II – Budgeting

Many individuals get into financial trouble even though they earn a good income. On paper at least, it appears that they’re earning enough to cover their living expenses.

However, more often than not, expenses come due between pay periods and when it’s time to pay the bills, there isn’t enough money left over from the last paycheque to cover them. Many resort to borrowing money from credit card cash advances or payday loan outlets. Because these forms of borrowing are so convenient but expensive, it’s not too long before someone can find herself with a lot of debt due to poor cash-flow management.

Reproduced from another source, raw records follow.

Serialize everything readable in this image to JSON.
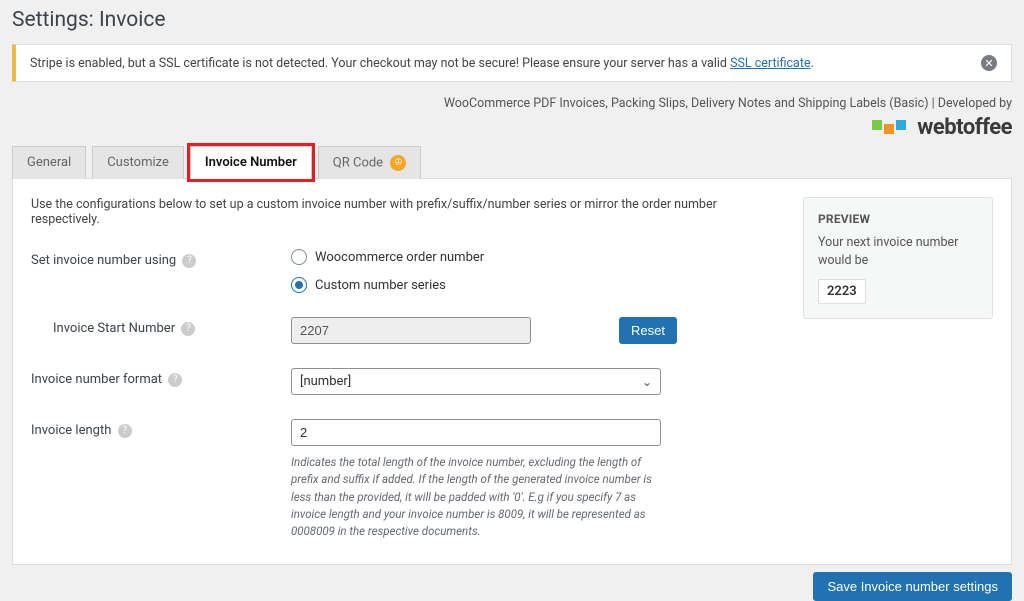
{
  "page_title": "Settings: Invoice",
  "alert": {
    "text_prefix": "Stripe is enabled, but a SSL certificate is not detected. Your checkout may not be secure! Please ensure your server has a valid ",
    "link_text": "SSL certificate",
    "text_suffix": "."
  },
  "dev_line": "WooCommerce PDF Invoices, Packing Slips, Delivery Notes and Shipping Labels (Basic) | Developed by",
  "logo": "webtoffee",
  "tabs": {
    "general": "General",
    "customize": "Customize",
    "invoice_number": "Invoice Number",
    "qr_code": "QR Code"
  },
  "intro": "Use the configurations below to set up a custom invoice number with prefix/suffix/number series or mirror the order number respectively.",
  "labels": {
    "set_using": "Set invoice number using",
    "start_number": "Invoice Start Number",
    "format": "Invoice number format",
    "length": "Invoice length"
  },
  "options": {
    "woo_order": "Woocommerce order number",
    "custom_series": "Custom number series"
  },
  "values": {
    "start_number": "2207",
    "format": "[number]",
    "length": "2"
  },
  "buttons": {
    "reset": "Reset",
    "save": "Save Invoice number settings"
  },
  "help_length": "Indicates the total length of the invoice number, excluding the length of prefix and suffix if added. If the length of the generated invoice number is less than the provided, it will be padded with '0'. E.g if you specify 7 as invoice length and your invoice number is 8009, it will be represented as 0008009 in the respective documents.",
  "preview": {
    "title": "PREVIEW",
    "subtitle": "Your next invoice number would be",
    "value": "2223"
  }
}
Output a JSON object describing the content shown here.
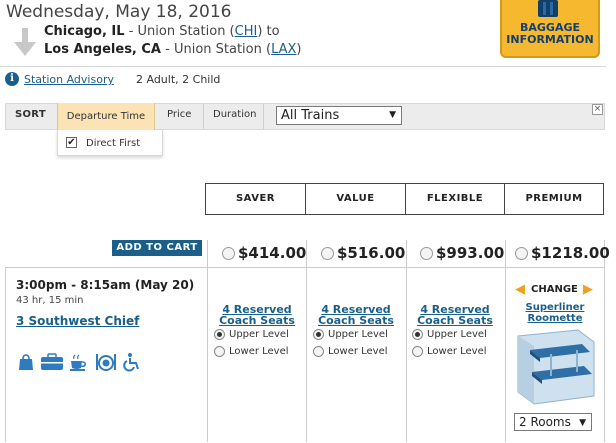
{
  "header": {
    "date": "Wednesday, May 18, 2016",
    "origin_city": "Chicago, IL",
    "origin_station": " - Union Station (",
    "origin_code": "CHI",
    "origin_suffix": ") to",
    "dest_city": "Los Angeles, CA",
    "dest_station": " - Union Station (",
    "dest_code": "LAX",
    "dest_suffix": ")",
    "baggage_line1": "BAGGAGE",
    "baggage_line2": "INFORMATION"
  },
  "info": {
    "advisory": "Station Advisory",
    "passengers": "2 Adult, 2 Child"
  },
  "sort": {
    "label": "SORT",
    "options": [
      "Departure Time",
      "Price",
      "Duration"
    ],
    "active": "Departure Time",
    "trains_filter": "All Trains",
    "direct_first": "Direct First",
    "direct_first_checked": true
  },
  "fares": {
    "columns": [
      "SAVER",
      "VALUE",
      "FLEXIBLE",
      "PREMIUM"
    ],
    "add_to_cart": "ADD TO CART",
    "prices": [
      "$414.00",
      "$516.00",
      "$993.00",
      "$1218.00"
    ]
  },
  "train": {
    "times": "3:00pm - 8:15am (May 20)",
    "duration": "43 hr, 15 min",
    "name": "3 Southwest Chief",
    "amenities": [
      "checked-baggage-icon",
      "quiet-car-icon",
      "cafe-icon",
      "dining-icon",
      "accessible-icon"
    ]
  },
  "seating": {
    "coach_link_line1": "4 Reserved",
    "coach_link_line2": "Coach Seats",
    "upper": "Upper Level",
    "lower": "Lower Level",
    "change": "CHANGE",
    "roomette_line1": "Superliner",
    "roomette_line2": "Roomette",
    "rooms": "2 Rooms"
  },
  "colors": {
    "link": "#1a5f8a",
    "baggage_bg": "#f5b82e",
    "sort_active_bg": "#fbe3b5",
    "chevron": "#f0a020"
  }
}
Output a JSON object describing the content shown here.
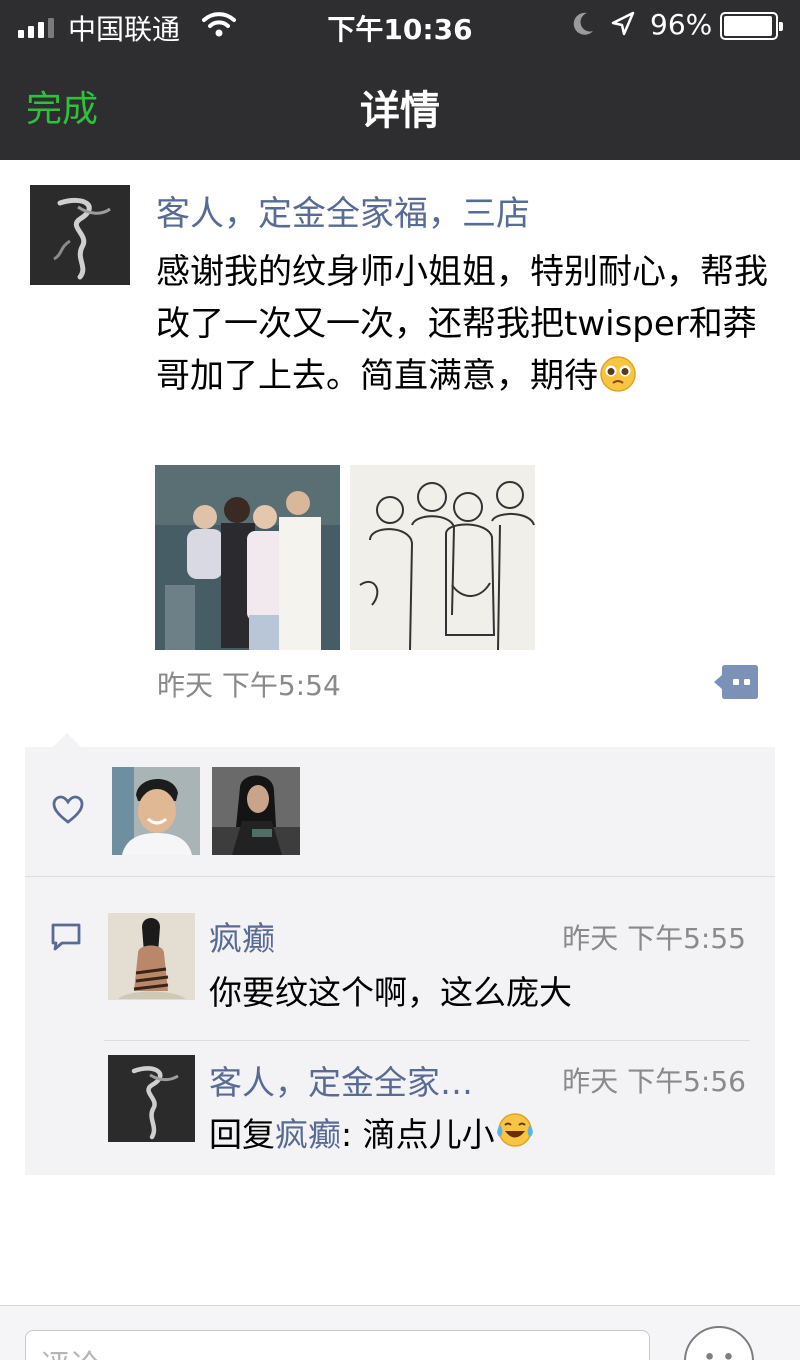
{
  "status_bar": {
    "carrier": "中国联通",
    "time": "下午10:36",
    "battery_text": "96%",
    "battery_level": 0.96
  },
  "nav": {
    "done_label": "完成",
    "title": "详情"
  },
  "post": {
    "author": "客人，定金全家福，三店",
    "text": "感谢我的纹身师小姐姐，特别耐心，帮我改了一次又一次，还帮我把twisper和莽哥加了上去。简直满意，期待",
    "time": "昨天 下午5:54"
  },
  "comments": [
    {
      "name": "疯癫",
      "time": "昨天 下午5:55",
      "text": "你要纹这个啊，这么庞大"
    },
    {
      "name": "客人，定金全家…",
      "time": "昨天 下午5:56",
      "reply_prefix": "回复",
      "reply_to": "疯癫",
      "reply_text": ": 滴点儿小"
    }
  ],
  "comment_bar": {
    "placeholder": "评论"
  },
  "colors": {
    "nav_bg": "#2e2e31",
    "done_green": "#2ec23a",
    "name_blue": "#576b95",
    "panel_bg": "#f3f3f5",
    "meta_gray": "#8a8a8a"
  }
}
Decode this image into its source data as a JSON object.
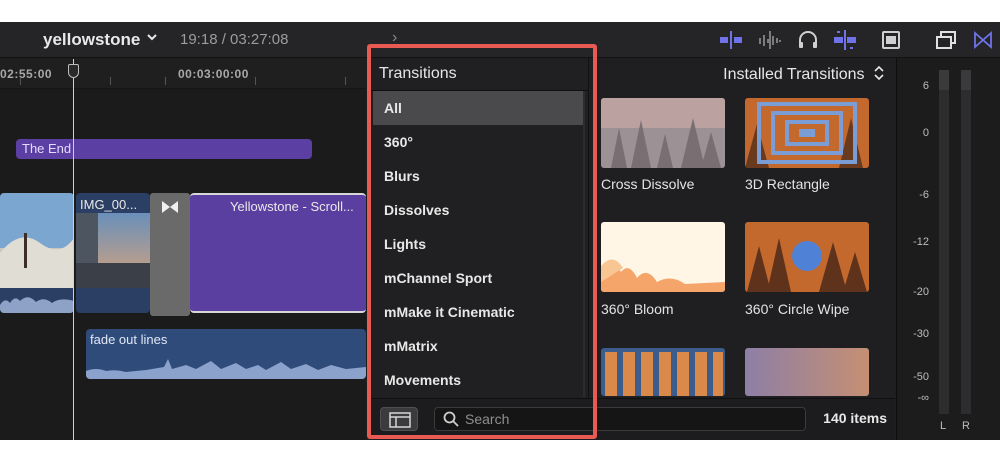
{
  "toolbar": {
    "project_name": "yellowstone",
    "timecode": "19:18 / 03:27:08",
    "nav_arrow": "›",
    "accent_color": "#6f72e8"
  },
  "timeline": {
    "ruler_labels": [
      "02:55:00",
      "00:03:00:00"
    ],
    "title_clip": "The End",
    "clips": [
      {
        "label": ""
      },
      {
        "label": "IMG_00..."
      },
      {
        "label": "Yellowstone - Scroll..."
      }
    ],
    "audio_clip": "fade out lines"
  },
  "sidebar": {
    "title": "Transitions",
    "items": [
      {
        "label": "All",
        "selected": true
      },
      {
        "label": "360°",
        "selected": false
      },
      {
        "label": "Blurs",
        "selected": false
      },
      {
        "label": "Dissolves",
        "selected": false
      },
      {
        "label": "Lights",
        "selected": false
      },
      {
        "label": "mChannel Sport",
        "selected": false
      },
      {
        "label": "mMake it Cinematic",
        "selected": false
      },
      {
        "label": "mMatrix",
        "selected": false
      },
      {
        "label": "Movements",
        "selected": false
      }
    ]
  },
  "browser": {
    "header": "Installed Transitions",
    "thumbnails": [
      {
        "label": "Cross Dissolve"
      },
      {
        "label": "3D Rectangle"
      },
      {
        "label": "360° Bloom"
      },
      {
        "label": "360° Circle Wipe"
      },
      {
        "label": ""
      },
      {
        "label": ""
      }
    ]
  },
  "bottom": {
    "search_placeholder": "Search",
    "items_count": "140 items"
  },
  "meters": {
    "scale": [
      "6",
      "0",
      "-6",
      "-12",
      "-20",
      "-30",
      "-50",
      "-∞"
    ],
    "channels": [
      "L",
      "R"
    ]
  },
  "highlight_color": "#e85a52"
}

Here is a tool called the Pay Planner. It’s essentially a monthly budget broken down into pay periods. Its objective is to allow individuals to budget their spending so they don’t run out of money before the next pay date.

Here’s how to use it:

  1. Click and save the spreadsheet to your computer and then open it. You will need to have Microsoft Excel to use this tool.
  2. The spreadsheet automatically calculates the subtotals and totals. You just need to input the data. Use the appropriate worksheet depending on whether you’re paid bi-weekly, twice-monthly, or monthly.
  3. For each pay period, input the date you’ll be paid (in the Yellow cells) and the amount you’ll be paid
  4. Input your estimated monthly expenses, paying particular attention to which pay period the expense becomes due
  5. After inputting this information, you’ll be able to see on the bottom of the form whether you will have a cash surplus or deficit for a particular pay period. You should adjust your expenses accordingly.

If you have credit card debt, here is a Credit Card Payment Calculator that will calculate the payment you should be making each month if you wish to pay off your credit card debt within a specific period of time. This is a very useful tool for you to optimize your financial resources so you can pay off your credit cards as soon as possible.